IFA national livestock chair Brendan Golden said beef farmers do not have the capacity to absorb the production cost increases associated with cattle finishing and called on factories to be “stronger in the market place to reflect this in beef prices”.
Golden said that “tight supplies and strong global demand for beef is underpinning the trade” and highlighted that the prime export benchmark price for the latest week shows a price differential of 22c/kg with Ireland’s beef price.
He said this reflects the returns available from Ireland’s export markets for beef.
“There is clearly capacity in the market place to return higher prices and close this gap,” he said.
‘Low-income vulnerable sector’
The IFA national livestock chair described how “suckler and beef farming is a recognised low-income vulnerable sector” and said that it “does not have the capacity to absorb the input cost increases experienced this year”.

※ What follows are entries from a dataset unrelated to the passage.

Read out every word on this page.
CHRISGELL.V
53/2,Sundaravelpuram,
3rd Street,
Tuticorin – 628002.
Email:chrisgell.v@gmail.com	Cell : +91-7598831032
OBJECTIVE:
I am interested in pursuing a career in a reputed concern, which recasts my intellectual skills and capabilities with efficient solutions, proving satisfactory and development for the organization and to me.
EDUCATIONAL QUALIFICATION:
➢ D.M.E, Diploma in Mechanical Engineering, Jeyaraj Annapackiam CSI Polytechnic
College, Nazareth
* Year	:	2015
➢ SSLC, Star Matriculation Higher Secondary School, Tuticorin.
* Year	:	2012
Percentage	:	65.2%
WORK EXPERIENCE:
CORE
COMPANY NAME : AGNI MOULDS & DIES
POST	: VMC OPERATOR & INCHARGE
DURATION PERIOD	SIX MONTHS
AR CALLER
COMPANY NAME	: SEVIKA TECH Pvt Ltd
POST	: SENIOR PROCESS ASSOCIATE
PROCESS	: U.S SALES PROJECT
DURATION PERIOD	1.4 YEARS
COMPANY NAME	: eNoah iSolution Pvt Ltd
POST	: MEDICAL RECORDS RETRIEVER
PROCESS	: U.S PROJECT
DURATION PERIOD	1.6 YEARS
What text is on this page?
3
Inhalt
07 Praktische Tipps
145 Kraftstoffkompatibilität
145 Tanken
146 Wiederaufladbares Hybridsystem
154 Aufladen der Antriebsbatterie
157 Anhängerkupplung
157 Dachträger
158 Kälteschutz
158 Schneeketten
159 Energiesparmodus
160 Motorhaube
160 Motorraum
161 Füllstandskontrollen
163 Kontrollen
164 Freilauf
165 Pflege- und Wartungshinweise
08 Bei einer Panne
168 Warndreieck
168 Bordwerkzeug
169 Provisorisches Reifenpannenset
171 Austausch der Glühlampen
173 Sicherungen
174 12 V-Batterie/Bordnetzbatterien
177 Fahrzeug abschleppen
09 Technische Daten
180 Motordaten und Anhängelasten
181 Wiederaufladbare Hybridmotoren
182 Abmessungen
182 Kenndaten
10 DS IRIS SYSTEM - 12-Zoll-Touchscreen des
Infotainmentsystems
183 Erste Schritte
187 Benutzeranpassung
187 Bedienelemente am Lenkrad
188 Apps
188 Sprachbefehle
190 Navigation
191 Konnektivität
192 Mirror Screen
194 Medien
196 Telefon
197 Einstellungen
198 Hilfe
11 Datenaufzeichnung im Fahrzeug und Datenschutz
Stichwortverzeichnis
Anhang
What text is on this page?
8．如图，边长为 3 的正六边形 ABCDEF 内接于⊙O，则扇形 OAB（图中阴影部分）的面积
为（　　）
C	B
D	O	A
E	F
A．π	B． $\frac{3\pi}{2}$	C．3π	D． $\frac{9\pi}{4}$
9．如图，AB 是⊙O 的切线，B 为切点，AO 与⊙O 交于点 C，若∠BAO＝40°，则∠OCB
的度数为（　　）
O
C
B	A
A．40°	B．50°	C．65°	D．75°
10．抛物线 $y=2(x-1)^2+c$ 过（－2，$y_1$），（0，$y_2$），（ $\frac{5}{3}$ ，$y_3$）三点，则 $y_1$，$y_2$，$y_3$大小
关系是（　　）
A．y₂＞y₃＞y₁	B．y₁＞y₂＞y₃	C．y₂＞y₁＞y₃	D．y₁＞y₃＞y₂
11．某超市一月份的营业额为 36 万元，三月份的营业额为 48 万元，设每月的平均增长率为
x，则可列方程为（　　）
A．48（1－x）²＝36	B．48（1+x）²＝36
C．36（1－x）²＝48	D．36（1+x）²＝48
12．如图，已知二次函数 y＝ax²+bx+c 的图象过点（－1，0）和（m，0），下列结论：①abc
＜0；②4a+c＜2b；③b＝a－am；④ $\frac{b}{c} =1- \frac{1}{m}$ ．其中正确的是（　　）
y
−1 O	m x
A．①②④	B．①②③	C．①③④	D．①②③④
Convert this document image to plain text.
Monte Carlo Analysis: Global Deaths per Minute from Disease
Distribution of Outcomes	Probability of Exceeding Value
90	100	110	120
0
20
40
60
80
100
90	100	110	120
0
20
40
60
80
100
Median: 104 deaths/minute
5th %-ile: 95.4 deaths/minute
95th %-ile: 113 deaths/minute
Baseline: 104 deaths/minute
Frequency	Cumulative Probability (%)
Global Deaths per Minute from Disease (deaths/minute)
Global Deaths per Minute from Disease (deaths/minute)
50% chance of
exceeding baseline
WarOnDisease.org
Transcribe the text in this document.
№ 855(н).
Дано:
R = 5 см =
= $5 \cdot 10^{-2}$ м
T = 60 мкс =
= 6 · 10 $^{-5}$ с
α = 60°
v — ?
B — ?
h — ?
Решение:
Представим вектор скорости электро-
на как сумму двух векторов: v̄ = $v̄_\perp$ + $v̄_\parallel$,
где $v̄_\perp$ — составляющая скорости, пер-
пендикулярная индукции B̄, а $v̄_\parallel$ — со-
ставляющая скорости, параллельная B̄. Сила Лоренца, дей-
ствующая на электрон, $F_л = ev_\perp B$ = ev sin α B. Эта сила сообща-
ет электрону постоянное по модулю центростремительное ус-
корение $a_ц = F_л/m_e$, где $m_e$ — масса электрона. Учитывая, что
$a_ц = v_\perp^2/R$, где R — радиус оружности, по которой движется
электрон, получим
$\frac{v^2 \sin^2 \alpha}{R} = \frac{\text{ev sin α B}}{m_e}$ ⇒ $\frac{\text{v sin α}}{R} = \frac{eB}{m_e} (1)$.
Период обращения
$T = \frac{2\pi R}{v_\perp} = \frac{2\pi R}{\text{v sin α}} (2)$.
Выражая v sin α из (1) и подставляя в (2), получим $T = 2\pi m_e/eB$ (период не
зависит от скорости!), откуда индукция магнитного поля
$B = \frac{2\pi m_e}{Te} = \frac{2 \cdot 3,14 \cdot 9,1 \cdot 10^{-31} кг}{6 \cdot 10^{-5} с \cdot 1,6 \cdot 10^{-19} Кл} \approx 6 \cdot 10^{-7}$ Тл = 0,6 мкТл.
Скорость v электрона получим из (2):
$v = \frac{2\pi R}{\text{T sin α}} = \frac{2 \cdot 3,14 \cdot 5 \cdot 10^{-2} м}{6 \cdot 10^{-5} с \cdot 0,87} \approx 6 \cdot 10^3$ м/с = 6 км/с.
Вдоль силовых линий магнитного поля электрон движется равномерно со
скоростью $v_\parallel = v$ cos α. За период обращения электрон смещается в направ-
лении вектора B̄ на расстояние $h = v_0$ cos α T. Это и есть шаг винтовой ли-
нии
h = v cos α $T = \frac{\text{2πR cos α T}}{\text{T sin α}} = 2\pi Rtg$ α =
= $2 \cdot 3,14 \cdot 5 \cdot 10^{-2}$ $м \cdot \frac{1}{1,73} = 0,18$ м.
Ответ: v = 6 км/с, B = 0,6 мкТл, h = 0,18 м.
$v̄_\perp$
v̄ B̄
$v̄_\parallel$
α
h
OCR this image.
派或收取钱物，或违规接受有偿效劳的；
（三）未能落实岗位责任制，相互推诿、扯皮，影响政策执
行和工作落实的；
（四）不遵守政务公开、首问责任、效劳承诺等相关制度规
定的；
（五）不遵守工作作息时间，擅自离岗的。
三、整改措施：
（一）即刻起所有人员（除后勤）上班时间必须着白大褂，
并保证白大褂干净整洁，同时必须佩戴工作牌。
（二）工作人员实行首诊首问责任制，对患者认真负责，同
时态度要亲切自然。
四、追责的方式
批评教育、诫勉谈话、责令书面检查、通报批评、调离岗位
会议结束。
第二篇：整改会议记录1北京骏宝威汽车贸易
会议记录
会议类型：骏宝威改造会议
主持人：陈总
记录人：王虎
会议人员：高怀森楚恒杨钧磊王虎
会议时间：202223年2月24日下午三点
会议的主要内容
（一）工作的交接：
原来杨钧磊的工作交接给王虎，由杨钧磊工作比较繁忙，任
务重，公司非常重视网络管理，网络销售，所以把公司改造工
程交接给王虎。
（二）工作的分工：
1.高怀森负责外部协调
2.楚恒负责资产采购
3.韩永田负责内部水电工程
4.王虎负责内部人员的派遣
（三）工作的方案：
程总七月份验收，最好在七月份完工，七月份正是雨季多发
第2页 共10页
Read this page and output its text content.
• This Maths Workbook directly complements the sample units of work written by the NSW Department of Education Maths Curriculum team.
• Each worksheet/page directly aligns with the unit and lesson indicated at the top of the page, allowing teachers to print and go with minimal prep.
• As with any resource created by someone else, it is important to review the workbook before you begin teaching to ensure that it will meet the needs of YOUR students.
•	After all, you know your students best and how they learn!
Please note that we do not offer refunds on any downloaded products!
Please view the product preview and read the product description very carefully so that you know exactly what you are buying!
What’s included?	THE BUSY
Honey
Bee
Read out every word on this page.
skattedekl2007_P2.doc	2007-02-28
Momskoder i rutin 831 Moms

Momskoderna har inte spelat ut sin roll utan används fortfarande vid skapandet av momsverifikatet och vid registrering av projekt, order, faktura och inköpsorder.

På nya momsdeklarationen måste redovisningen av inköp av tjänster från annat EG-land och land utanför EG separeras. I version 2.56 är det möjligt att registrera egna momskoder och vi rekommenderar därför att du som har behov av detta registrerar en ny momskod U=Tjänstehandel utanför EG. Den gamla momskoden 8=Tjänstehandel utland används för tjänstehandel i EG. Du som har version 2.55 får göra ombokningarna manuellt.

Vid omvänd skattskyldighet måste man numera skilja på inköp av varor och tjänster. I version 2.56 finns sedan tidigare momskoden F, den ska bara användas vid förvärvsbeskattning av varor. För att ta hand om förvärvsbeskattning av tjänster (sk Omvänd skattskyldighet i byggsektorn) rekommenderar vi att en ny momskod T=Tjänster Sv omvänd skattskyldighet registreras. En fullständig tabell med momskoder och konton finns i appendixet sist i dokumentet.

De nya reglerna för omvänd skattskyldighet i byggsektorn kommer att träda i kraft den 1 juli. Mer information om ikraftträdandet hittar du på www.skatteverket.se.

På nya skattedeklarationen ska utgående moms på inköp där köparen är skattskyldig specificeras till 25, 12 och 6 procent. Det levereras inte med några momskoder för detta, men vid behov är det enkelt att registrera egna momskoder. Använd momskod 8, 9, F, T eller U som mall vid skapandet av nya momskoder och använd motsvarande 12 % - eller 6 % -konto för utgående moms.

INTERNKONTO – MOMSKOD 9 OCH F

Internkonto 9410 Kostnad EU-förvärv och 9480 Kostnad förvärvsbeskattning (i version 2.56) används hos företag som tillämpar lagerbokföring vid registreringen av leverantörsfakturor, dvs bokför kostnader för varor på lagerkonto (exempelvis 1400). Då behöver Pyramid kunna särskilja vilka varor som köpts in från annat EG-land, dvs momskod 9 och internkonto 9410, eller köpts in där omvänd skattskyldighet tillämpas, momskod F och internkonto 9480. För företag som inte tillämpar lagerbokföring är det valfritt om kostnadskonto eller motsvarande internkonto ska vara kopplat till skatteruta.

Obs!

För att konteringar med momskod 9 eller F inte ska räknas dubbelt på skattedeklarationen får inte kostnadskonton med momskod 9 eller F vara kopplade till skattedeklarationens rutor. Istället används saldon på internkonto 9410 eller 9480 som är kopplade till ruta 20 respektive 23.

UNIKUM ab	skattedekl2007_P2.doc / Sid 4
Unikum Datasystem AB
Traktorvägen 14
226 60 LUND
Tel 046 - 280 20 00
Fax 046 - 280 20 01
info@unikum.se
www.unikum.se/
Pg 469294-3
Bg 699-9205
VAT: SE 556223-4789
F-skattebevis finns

Golden said winter finishers are in the process of making key decisions for the coming months and, therefore, factories must reflect the realities of the current market in stronger prices now.
He called on factories to offer such winter finishers minimum price guarantees for their cattle for this winter and next spring.
He highlighted Teagasc analysis which shows that winter finishers will need a beef price of €5.85/kg to break-even this year “before any margin is factored in”.
He said meat factories and multi-national retailers are “acutely aware of this” and called on them to “provide surety for farmers in the form of minimum price guarantees to maintain our hard-earned consistent year-round supply of cattle”.
Brendan Golden suggested Minister for Agriculture Charlie McConalogue has a critical role to play in supporting suckler and beef farmers.
He said the Minister must provide suckler and beef farmers with direct targeted support to offset the feed costs for this winter.
The Minister must also provide for longer-term direct supports for suckler farmers to bring the payment rate for suckler cows to €300/cow and provide €100 an animal for cattle rearing and finishing farmers, he said.
Brendan Golden said our most productive farmers are the most exposed to the current inputs crisis and are the sector of farmers who will lose most in the “flawed CAP policy” that will come into effect next year.